Los últimos estudios de la Organización Mundial de la Salud (OMS) aseguraban que 1 de cada 10 chicas entre los 16 y los 24 años de edad tenían Trastornos de la Conducta Alimentaria (TCA). “¡Mi edad!”, pensé, “pero en mi entorno no ocurre”, afirmé muy segura de ello. Aun así, para comprobarlo, lancé un par de preguntas a través de una historia de Instagram.

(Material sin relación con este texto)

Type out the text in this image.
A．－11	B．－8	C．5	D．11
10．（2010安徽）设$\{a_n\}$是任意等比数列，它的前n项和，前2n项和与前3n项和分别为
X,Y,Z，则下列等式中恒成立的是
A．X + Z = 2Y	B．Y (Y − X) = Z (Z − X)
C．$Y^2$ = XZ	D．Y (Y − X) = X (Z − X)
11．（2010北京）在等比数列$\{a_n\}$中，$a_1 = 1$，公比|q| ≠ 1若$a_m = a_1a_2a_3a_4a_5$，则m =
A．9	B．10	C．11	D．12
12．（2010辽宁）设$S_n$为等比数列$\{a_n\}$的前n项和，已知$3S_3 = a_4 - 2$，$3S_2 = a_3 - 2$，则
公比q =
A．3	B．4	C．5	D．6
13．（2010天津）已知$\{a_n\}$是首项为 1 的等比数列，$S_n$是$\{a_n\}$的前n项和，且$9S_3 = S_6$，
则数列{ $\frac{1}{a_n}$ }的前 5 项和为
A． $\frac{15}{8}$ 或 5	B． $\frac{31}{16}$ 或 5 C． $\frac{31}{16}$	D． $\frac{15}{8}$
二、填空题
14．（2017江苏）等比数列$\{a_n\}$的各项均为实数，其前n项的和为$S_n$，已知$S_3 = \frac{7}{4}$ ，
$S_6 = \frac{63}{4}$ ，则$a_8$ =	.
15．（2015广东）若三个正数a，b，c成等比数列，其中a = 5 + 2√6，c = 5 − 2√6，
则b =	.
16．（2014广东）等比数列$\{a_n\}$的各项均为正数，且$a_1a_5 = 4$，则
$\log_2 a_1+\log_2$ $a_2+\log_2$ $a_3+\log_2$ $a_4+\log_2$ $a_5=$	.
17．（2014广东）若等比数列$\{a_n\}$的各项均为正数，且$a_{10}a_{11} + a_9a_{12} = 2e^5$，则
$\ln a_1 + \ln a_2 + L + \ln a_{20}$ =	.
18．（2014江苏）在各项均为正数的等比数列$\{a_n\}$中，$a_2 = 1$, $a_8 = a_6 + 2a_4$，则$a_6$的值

Como quien no espera respuesta, aparté el móvil. Después de unos minutos, empezó a vibrar. Un “Yo te puedo ayudar” desencadenaba una oleada de respuestas.

"Dejé de relacionarme"

Padezco anorexia nerviosa”, comentaba un mensaje. “Hace tantos años que lo padezco que me cuesta recordar el momento concreto en el que me di cuenta de ello. Fue en la adolescencia, sobre los 16 años”, afirmaba.

“Puedo resumirte todo en una frase: Nunca veo lo que quiero ver”

Los mensajes en su mayoría eran de chicas, pero, también respondía un chico: "Me da vergüenza pero me obsesioné con estar en forma, me obsesioné con la comida."

"Me obsesioné con estar en forma"

El feminismo me ha salvado literalmente la vida”, advertía otro de aquellos comentarios, “estuve en tratamiento dos años por bulimia. Me sentía fea. Siempre nos dijeron que teníamos que estar delgadas que teníamos que ser guapas. Entonces, apareció en mis manos un libro de Virginie Despentes y empecé a comprender la presión sobre mi cuerpo era una manipulación del sistema”.

"El feminismo me salvó la vida"

El mayor desafió en el tratamiento de la anorexia y la bulimia es hacer que el paciente reconozca su conducta alimentaria como un problema y no como una solución a otros problemas. Sin embargo, la mayoría de las personas que sufren este tipo de trastornos niegan tenerlos.

ROMPIENDO SILENCIOS

No era lejano ni ajeno. Estaba en mi entorno, eran biólogas, psicólogas, nutricionistas e incluso periodistas.

Quince personas que a través de una pantalla de móvil gritaban, rompían silencios, derribaban tabús y estereotipos dentro de una sociedad que no comprendía su enfermedad. Quince personas que cambiaban su mundo. El nuestro.